Ukraine war and Corona cause prices in China stocks to fall

Hang Seng index

Chinese tech stocks in Hong Kong and the US have already lost a lot of value in the past few days.

(Photo: AFP/Getty Images)

Beijing Losses in Chinese stocks widened on the Hong Kong Stock Exchange on Monday. The Hang Seng China Enterprise Index lost more than seven percent. The Hang Seng Tech Index recorded the highest daily loss in its history with a minus of more than eleven percent.

Traders attribute the crash to a report that Russia has asked China for military support in the war against Ukraine. The US reacted promptly and warned China of the consequences of supporting Russia. Investors fear that Russian support could result in sanctions against Chinese companies.

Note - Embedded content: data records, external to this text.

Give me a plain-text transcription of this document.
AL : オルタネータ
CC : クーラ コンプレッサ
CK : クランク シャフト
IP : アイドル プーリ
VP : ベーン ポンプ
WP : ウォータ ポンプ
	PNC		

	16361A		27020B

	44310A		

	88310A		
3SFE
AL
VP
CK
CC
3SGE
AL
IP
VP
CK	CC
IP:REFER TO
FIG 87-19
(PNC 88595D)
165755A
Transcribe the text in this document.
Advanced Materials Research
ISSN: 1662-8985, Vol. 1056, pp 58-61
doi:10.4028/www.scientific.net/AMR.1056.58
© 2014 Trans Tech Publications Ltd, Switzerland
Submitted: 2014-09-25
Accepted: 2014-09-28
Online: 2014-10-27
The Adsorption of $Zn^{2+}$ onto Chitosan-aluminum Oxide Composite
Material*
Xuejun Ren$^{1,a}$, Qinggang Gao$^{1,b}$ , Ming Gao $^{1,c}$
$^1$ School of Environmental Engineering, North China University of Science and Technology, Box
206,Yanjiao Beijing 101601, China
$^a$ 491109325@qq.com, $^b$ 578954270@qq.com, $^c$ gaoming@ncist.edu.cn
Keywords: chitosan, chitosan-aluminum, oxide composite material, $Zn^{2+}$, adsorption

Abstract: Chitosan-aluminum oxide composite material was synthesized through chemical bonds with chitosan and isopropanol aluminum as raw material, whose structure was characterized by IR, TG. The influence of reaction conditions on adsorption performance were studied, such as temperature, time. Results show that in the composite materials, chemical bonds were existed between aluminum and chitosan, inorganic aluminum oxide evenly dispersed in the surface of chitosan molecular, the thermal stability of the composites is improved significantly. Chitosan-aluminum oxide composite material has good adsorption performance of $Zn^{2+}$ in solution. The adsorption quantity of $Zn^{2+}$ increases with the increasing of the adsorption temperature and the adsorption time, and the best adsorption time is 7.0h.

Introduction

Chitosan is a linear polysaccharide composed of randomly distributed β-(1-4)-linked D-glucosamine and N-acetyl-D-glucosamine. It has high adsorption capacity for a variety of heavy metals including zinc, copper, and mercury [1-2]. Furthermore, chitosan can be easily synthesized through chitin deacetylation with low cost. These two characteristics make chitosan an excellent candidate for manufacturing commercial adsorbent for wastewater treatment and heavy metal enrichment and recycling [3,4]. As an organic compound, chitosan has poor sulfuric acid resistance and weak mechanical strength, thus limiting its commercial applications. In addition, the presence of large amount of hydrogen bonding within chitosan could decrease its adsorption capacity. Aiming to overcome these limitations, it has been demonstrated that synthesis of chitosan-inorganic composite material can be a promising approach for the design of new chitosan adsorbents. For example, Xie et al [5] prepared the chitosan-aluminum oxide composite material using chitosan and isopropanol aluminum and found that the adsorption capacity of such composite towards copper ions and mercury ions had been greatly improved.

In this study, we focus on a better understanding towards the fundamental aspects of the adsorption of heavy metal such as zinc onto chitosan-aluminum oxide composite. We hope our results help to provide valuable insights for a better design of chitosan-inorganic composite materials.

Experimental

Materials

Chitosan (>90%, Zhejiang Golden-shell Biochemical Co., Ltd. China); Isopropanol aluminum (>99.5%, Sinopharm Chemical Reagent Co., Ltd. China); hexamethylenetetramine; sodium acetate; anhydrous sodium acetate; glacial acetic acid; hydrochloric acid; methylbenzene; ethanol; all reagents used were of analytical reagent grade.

On the stock market, these threats are enough “to trigger the next wave of sales in Hong Kong,” emphasized Thomas Altmann from the investment boutique QC Partners. After last year’s post-pandemic high, the Hang Seng China Enterprise Index has now almost halved. The index is thus as low as it was at the height of the financial crisis. The price-to-book ratio has reached an all-time low of just 0.7.

In addition to fears that the conflict between China and the USA will be exacerbated by the opposing positions in the Ukraine war, the largest corona outbreak in China in two years is weighing on the markets. The number of new infections rose to almost 3,400 on Monday, twice as many as on Sunday. Several cities with over a million inhabitants, including the tech metropolis Shenzhen and the industrial location Changchun, are under lockdown.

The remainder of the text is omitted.